Taxation and Regulatory Compliance

Revenue Ruling 93-86: Defining Your Tax Home

Explore the IRS framework for defining a tax home. This determination, based on objective business factors, governs your eligibility for travel expense deductions.

The Internal Revenue Service (IRS) issues Revenue Rulings as official interpretations of the U.S. tax code, applying the law to specific facts for guidance. This article analyzes Revenue Ruling 93-86, which clarifies the definition of a taxpayer’s “tax home” for determining the deductibility of travel expenses.

The Concept of a Tax Home

To understand the rules for deducting business travel expenses, one must first understand the concept of a “tax home.” Under Internal Revenue Code (IRC) Section 162, taxpayers can deduct ordinary and necessary travel expenses when they are “away from home” for business. The IRS defines a person’s tax home as their regular or principal place of business, not their personal residence. This distinction is a frequent point of confusion.

The location of your tax home determines whether a trip is considered business travel or a personal commute. If you travel from your personal residence to your principal place of business, the costs are considered non-deductible commuting expenses. However, if you travel from your tax home to another work location, those expenses may be deductible. The purpose of the deduction is to lessen the financial burden on individuals who must maintain two places of abode due to business requirements.

This framework means that a taxpayer’s tax home can be in a completely different city than where their family resides. For instance, if an individual works in one city during the week and returns to their family home in another city for weekends, their tax home is the city where they work. The choice to live far from one’s principal place of business is considered a personal decision, and the costs associated with that choice are not deductible.

Key Holdings of Revenue Ruling 93-86

Revenue Ruling 93-86 provides specific guidance by presenting three distinct factual situations. The ruling’s primary holding confirms that if a taxpayer has a regular or principal place of business, that location is their tax home. Consequently, the daily costs of traveling between a personal residence and that main business location are non-deductible commuting expenses, as these are incurred for personal convenience.

The ruling also addresses situations involving temporary work assignments. It clarifies that a taxpayer can deduct the costs of traveling to a temporary work location. An assignment is considered temporary if it is realistically expected to last for one year or less. If the work is expected to last for more than one year, it is an indefinite assignment, and the travel costs are not deductible.

A clarification in the ruling involves a change in expectations. If an assignment is initially expected to last for nine months but is later extended to a total of 15 months, the tax treatment changes. The travel expenses are deductible only up to the point when the expectation changed from temporary to indefinite. From that date forward, the expenses become non-deductible personal costs.
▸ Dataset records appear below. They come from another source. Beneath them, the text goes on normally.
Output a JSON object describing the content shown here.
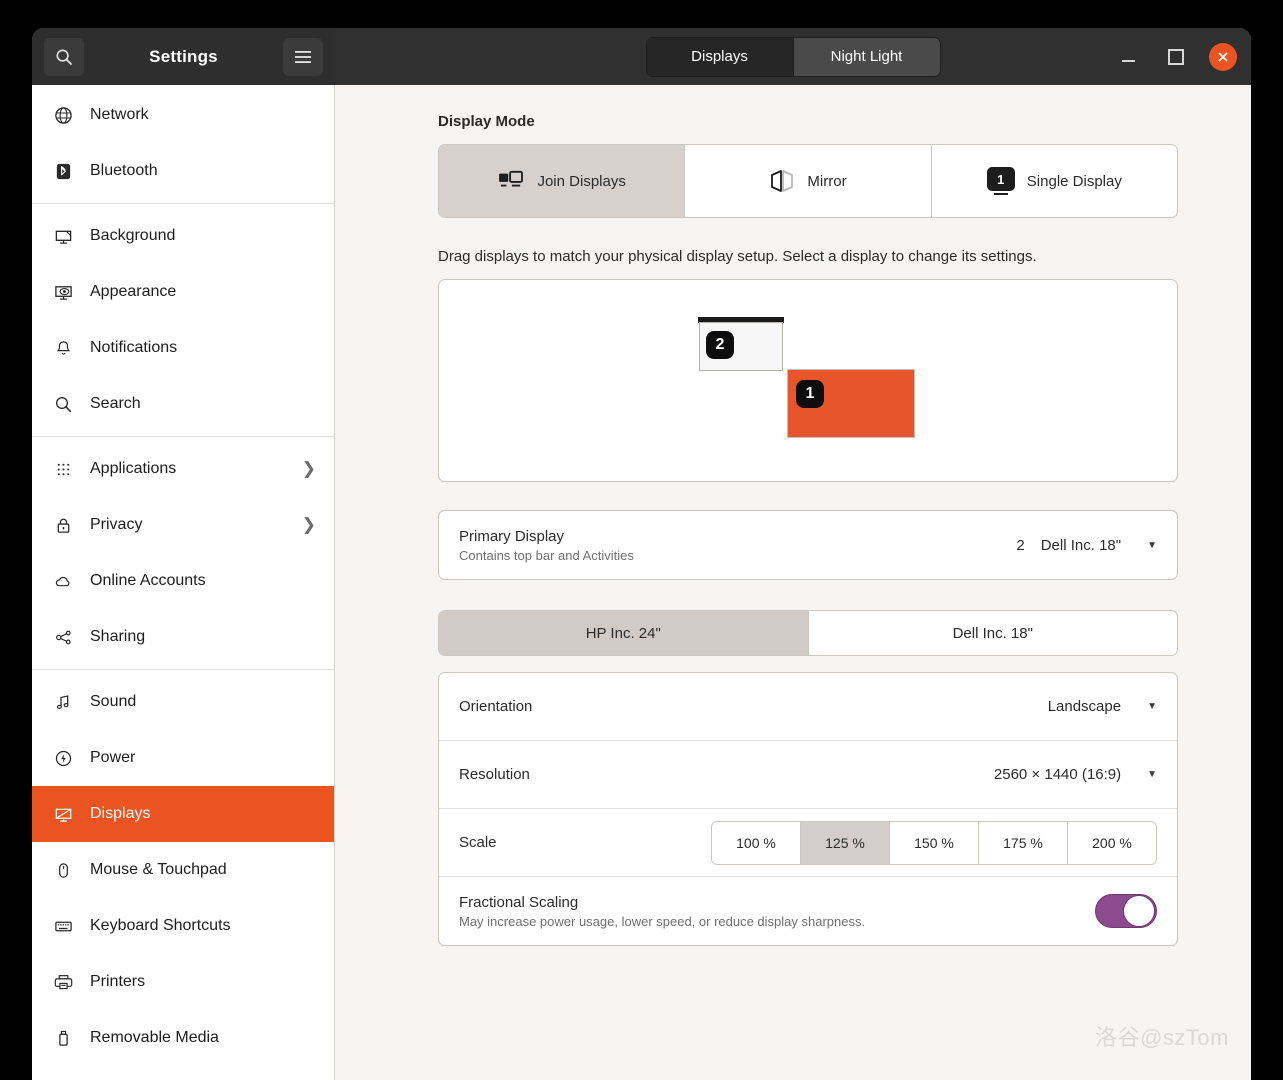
{
  "window": {
    "app_title": "Settings",
    "search_icon": "search-icon",
    "menu_icon": "hamburger-menu-icon",
    "minimize_label": "–",
    "maximize_label": "□",
    "close_label": "✕",
    "accent_color": "#e95420",
    "header_bg": "#303030"
  },
  "header": {
    "tabs": [
      {
        "label": "Displays",
        "active": true
      },
      {
        "label": "Night Light",
        "active": false
      }
    ]
  },
  "sidebar": {
    "groups": [
      {
        "items": [
          {
            "label": "Network",
            "icon": "globe-icon",
            "chevron": false,
            "selected": false
          },
          {
            "label": "Bluetooth",
            "icon": "bluetooth-icon",
            "chevron": false,
            "selected": false
          }
        ]
      },
      {
        "items": [
          {
            "label": "Background",
            "icon": "monitor-wallpaper-icon",
            "chevron": false,
            "selected": false
          },
          {
            "label": "Appearance",
            "icon": "appearance-eye-icon",
            "chevron": false,
            "selected": false
          },
          {
            "label": "Notifications",
            "icon": "bell-icon",
            "chevron": false,
            "selected": false
          },
          {
            "label": "Search",
            "icon": "search-icon",
            "chevron": false,
            "selected": false
          }
        ]
      },
      {
        "items": [
          {
            "label": "Applications",
            "icon": "grid-apps-icon",
            "chevron": true,
            "selected": false
          },
          {
            "label": "Privacy",
            "icon": "lock-icon",
            "chevron": true,
            "selected": false
          },
          {
            "label": "Online Accounts",
            "icon": "cloud-icon",
            "chevron": false,
            "selected": false
          },
          {
            "label": "Sharing",
            "icon": "share-nodes-icon",
            "chevron": false,
            "selected": false
          }
        ]
      },
      {
        "items": [
          {
            "label": "Sound",
            "icon": "music-note-icon",
            "chevron": false,
            "selected": false
          },
          {
            "label": "Power",
            "icon": "power-bolt-icon",
            "chevron": false,
            "selected": false
          },
          {
            "label": "Displays",
            "icon": "displays-icon",
            "chevron": false,
            "selected": true
          },
          {
            "label": "Mouse & Touchpad",
            "icon": "mouse-icon",
            "chevron": false,
            "selected": false
          },
          {
            "label": "Keyboard Shortcuts",
            "icon": "keyboard-icon",
            "chevron": false,
            "selected": false
          },
          {
            "label": "Printers",
            "icon": "printer-icon",
            "chevron": false,
            "selected": false
          },
          {
            "label": "Removable Media",
            "icon": "usb-drive-icon",
            "chevron": false,
            "selected": false
          }
        ]
      }
    ]
  },
  "main": {
    "display_mode": {
      "title": "Display Mode",
      "options": [
        {
          "label": "Join Displays",
          "icon": "join-displays-icon",
          "active": true
        },
        {
          "label": "Mirror",
          "icon": "mirror-icon",
          "active": false
        },
        {
          "label": "Single Display",
          "icon": "single-display-badge-icon",
          "badge": "1",
          "active": false
        }
      ]
    },
    "arrangement": {
      "hint": "Drag displays to match your physical display setup. Select a display to change its settings.",
      "displays": [
        {
          "number": "2",
          "primary": true,
          "selected": false
        },
        {
          "number": "1",
          "primary": false,
          "selected": true
        }
      ]
    },
    "primary_display": {
      "title": "Primary Display",
      "subtitle": "Contains top bar and Activities",
      "value_number": "2",
      "value": "Dell Inc. 18\"",
      "caret_icon": "chevron-down-icon"
    },
    "display_picker": [
      {
        "label": "HP Inc. 24\"",
        "active": true
      },
      {
        "label": "Dell Inc. 18\"",
        "active": false
      }
    ],
    "settings": {
      "orientation": {
        "label": "Orientation",
        "value": "Landscape",
        "caret_icon": "chevron-down-icon"
      },
      "resolution": {
        "label": "Resolution",
        "value": "2560 × 1440 (16:9)",
        "caret_icon": "chevron-down-icon"
      },
      "scale": {
        "label": "Scale",
        "options": [
          {
            "label": "100 %",
            "active": false
          },
          {
            "label": "125 %",
            "active": true
          },
          {
            "label": "150 %",
            "active": false
          },
          {
            "label": "175 %",
            "active": false
          },
          {
            "label": "200 %",
            "active": false
          }
        ]
      },
      "fractional_scaling": {
        "label": "Fractional Scaling",
        "subtitle": "May increase power usage, lower speed, or reduce display sharpness.",
        "enabled": true,
        "toggle_color": "#8e4a8e"
      }
    }
  },
  "watermark": {
    "text": "洛谷@szTom"
  }
}
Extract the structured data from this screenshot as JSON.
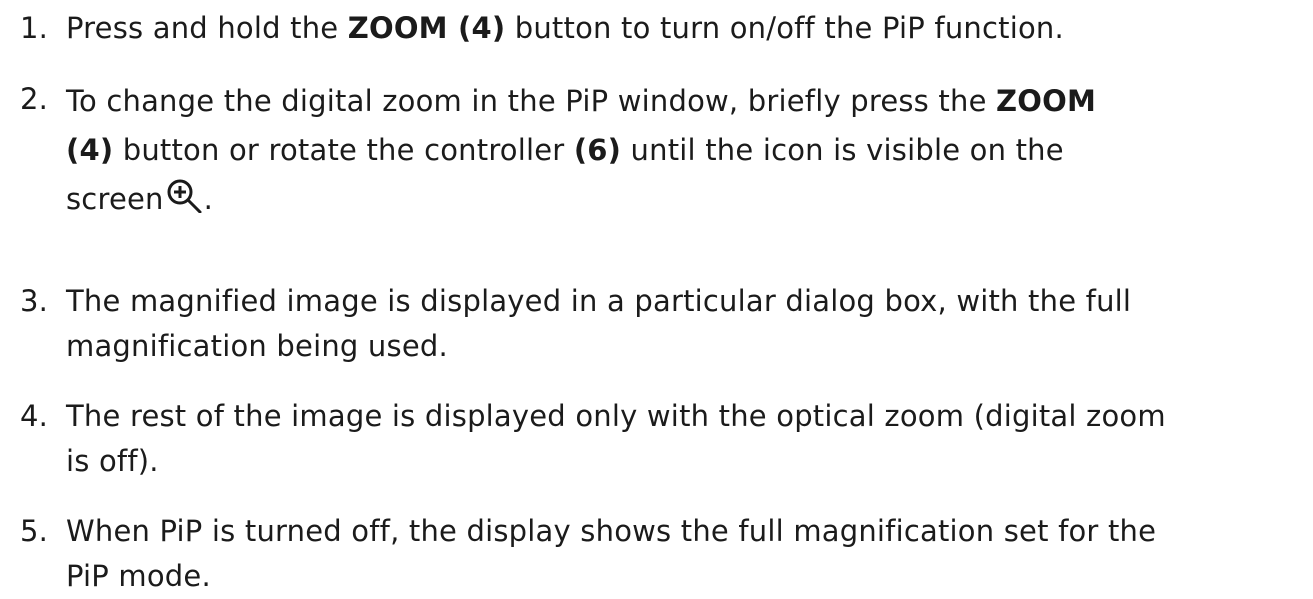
{
  "steps": [
    {
      "number": "1.",
      "parts": {
        "a": "Press and hold the ",
        "b": "ZOOM (4)",
        "c": " button to turn on/off the PiP function."
      }
    },
    {
      "number": "2.",
      "parts": {
        "a": "To change the digital zoom in the PiP window, briefly press the ",
        "b": "ZOOM",
        "c": "(4)",
        "d": " button or rotate the controller ",
        "e": "(6)",
        "f": " until the icon is visible on the",
        "g": "screen",
        "h": "."
      },
      "icon": "zoom-in-magnifier-icon"
    },
    {
      "number": "3.",
      "parts": {
        "a": "The magnified image is displayed in a particular dialog box, with the full",
        "b": "magnification being used."
      }
    },
    {
      "number": "4.",
      "parts": {
        "a": "The rest of the image is displayed only with the optical zoom (digital zoom",
        "b": "is off)."
      }
    },
    {
      "number": "5.",
      "parts": {
        "a": "When PiP is turned off, the display shows the full magnification set for the",
        "b": "PiP mode."
      }
    }
  ]
}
Finally, the ruling provides guidance for individuals without a regular or principal place of business, such as itinerant workers. For these taxpayers, their tax home is considered their regular place of abode in a real and substantial sense. If an itinerant worker has no fixed residence and continuously travels from one job to the next, they are “home” wherever they are working and cannot deduct travel expenses because they are not incurring duplicate living expenses.

Identifying the Principal Place of Business

When a taxpayer works in more than one location, determining which one is the principal place of business is necessary. Revenue Ruling 93-86 references an objective, facts-and-circumstances test to make this determination. The IRS weighs three factors to identify the main place of work, and no single factor is controlling; they are evaluated together.

The first factor is the total time the taxpayer ordinarily spends at each business location. This involves a comparison of the hours or days worked at each site. The location where the taxpayer spends the majority of their working time is often a strong indicator of their principal place of business.

A second consideration is the degree of business activity conducted at each location. This factor looks beyond just time spent and examines the nature of the work performed. Activities central to the income-generating function of the business may carry more weight than administrative or support tasks.

The third factor is the significance of the financial return from each location. The IRS will look at the amount of income derived from each place of business. The location that generates the most revenue for the taxpayer is likely to be considered their principal place of business. For example, a consultant might spend 20 hours a week in a home office on administrative tasks and 20 hours a week at a client’s site performing core services. If the client-facing work generates all the income, the client’s site would likely be deemed the principal place of business.